Les sites web de quelques municipalités et entreprises liées au département du Val-d'Oise, à une trentaine de kilomètres au nord de Paris, ont été piratés hier soir pour faire place à des pages visiblement liées au groupe État islamique (EI).

Au lendemain de l'attentat qui a fait 12 morts dans les bureaux du journal satirique Charlie Hebdo, la prise de contrôle de ces sites a donné la frousse à bon nombre d'internautes, qui y ont vu le présage d'attaques terroristes à venir.

«Ça devient vraiment flippant»; «On s'imagine tout de suite le pire vu le contexte», ont écrit des centaines d'utilisateurs de Twitter.

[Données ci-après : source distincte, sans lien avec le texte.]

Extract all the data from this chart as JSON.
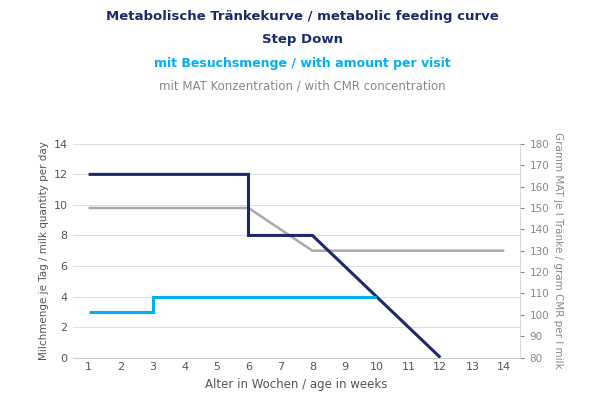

Sur les pages habituellement affichées par des municipalités du Val-d'Oise, ou encore un agent d'assurances ou le secrétaire national du Parti de gauche, Éric Coquerel, sont apparus des fonds noirs d'où se détachaient des inscriptions en blanc et rouge. «Un seul Dieu, Allah», était-il écrit en arabe. «L'État islamique suit la volonté de Dieu, Palestine libre, Mort à la France, Mort à Charlie», indiquaient aussi des phrases rédigées en anglais.

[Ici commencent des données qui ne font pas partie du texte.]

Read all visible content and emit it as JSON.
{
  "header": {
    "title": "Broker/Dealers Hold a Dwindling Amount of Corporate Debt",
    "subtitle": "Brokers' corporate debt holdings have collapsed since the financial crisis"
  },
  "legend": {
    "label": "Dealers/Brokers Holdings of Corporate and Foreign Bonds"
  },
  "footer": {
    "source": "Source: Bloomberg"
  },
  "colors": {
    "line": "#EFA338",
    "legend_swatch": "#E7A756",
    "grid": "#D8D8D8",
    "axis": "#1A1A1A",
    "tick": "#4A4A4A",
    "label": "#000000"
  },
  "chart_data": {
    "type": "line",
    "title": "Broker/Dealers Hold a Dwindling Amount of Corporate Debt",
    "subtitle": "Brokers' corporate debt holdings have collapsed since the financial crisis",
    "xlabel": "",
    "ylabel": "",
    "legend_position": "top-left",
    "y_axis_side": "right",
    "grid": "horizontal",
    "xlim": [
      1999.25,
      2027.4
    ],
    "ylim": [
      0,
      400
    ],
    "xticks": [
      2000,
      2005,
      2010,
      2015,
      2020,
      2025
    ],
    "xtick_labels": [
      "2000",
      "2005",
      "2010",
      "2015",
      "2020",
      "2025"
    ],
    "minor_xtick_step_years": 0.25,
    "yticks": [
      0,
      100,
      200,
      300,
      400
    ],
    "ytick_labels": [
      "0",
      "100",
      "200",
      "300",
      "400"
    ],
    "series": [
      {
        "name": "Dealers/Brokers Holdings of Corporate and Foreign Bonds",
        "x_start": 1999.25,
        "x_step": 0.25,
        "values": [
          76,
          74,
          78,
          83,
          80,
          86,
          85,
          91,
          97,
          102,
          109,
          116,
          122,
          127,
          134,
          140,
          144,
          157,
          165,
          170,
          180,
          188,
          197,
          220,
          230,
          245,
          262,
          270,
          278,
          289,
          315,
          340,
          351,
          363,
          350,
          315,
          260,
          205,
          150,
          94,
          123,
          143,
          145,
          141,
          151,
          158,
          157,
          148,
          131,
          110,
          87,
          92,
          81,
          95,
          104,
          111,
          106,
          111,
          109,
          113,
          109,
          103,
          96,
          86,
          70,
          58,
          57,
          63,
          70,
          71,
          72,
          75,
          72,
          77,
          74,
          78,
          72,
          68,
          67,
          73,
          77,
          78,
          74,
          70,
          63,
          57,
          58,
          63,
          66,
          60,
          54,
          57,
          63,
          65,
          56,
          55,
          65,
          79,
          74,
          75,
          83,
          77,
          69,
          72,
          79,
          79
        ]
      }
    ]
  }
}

«Ce qui a été fait s'appelle du defacing [dégradation ou vandalisme informatique]», a expliqué François-Xavier Desmarais, conseilleur en sécurité de l'information chez OKIOK, un service de sécurité informatique. «S'ils ont trouvé une faille dans le site, ils ont pu en modifier le contenu, écraser les informations de la page et mettre une sorte de façade», a-t-il expliqué.

Son analyse est confirmée par José Fernandez, professeur en génie informatique et génie logiciel à Polytechnique. La «façade» est en fait une image placée par-dessus un site web. Celle d'hier servait à diriger les internautes vers un autre site... hébergé en Biélorussie, celui-là.

«Le site biélorusse nous dirige ensuite vers une page Facebook, un site consacré aux islamistes et une vidéo dans laquelle on voit notamment une décapitation», a expliqué le professeur. Sur les images, on apercevait des hommes lourdement armés agitant parfois des drapeaux syriens, sautant dans des anneaux remplis de feu ou écrasant une tête détachée de son corps avec leurs pieds. «Si ce n'est pas une vidéo de l'EI, c'est une très bonne imitation», a dit José Fernandez, en soulignant que les traces laissées sur les sites piratés laissaient peu de doute sur l'affiliation des pirates informatiques.

Un piratage simple

Le piratage, bien qu'assez «simple», selon les experts consultés, n'est pas survenu au lendemain de l'attentat à Paris par hasard, estime François-Xavier Desmarais. «Les événements ont pu pousser d'autres groupes à se faire de la publicité», a-t-il avancé. «Parfois, des pirates trouvent des sites vulnérables et attendent le bon moment pour les hacker.» Pour mettre en place l'écran qui remplaçait les sites, les pirates n'ont eu qu'à ajouter une ligne dans le code du site, a ajouté José Fernandez. «Ce n'était rien de sophistiqué, comme dans le cas de Sony», a-t-il observé. «On l'a probablement fait par solidarité avec les auteurs de l'attentat, pour faire un clin d'oeil aux camarades et profiter du fait que les yeux sont rivés sur la France», a-t-il analysé.

Tout cela n'a rien de compliqué, certes, mais relève d'une stratégie efficace depuis ses débuts, en pleine guerre du Kosovo, à la fin des années 90. «Certains disent que des attaques de ce genre coûtent moins cher, sont plus efficaces et moins risquées», a observé José Fernandez, qui considère que l'EI a compris l'avantage de maîtriser les outils technologiques. «Ça rentre directement dans la tête des gens. C'est la base des opérations psychologiques. Les groupes islamisés sont en train de prendre le lead et de montrer aux Américains qu'ils font mieux qu'eux, et avec beaucoup moins de moyens.»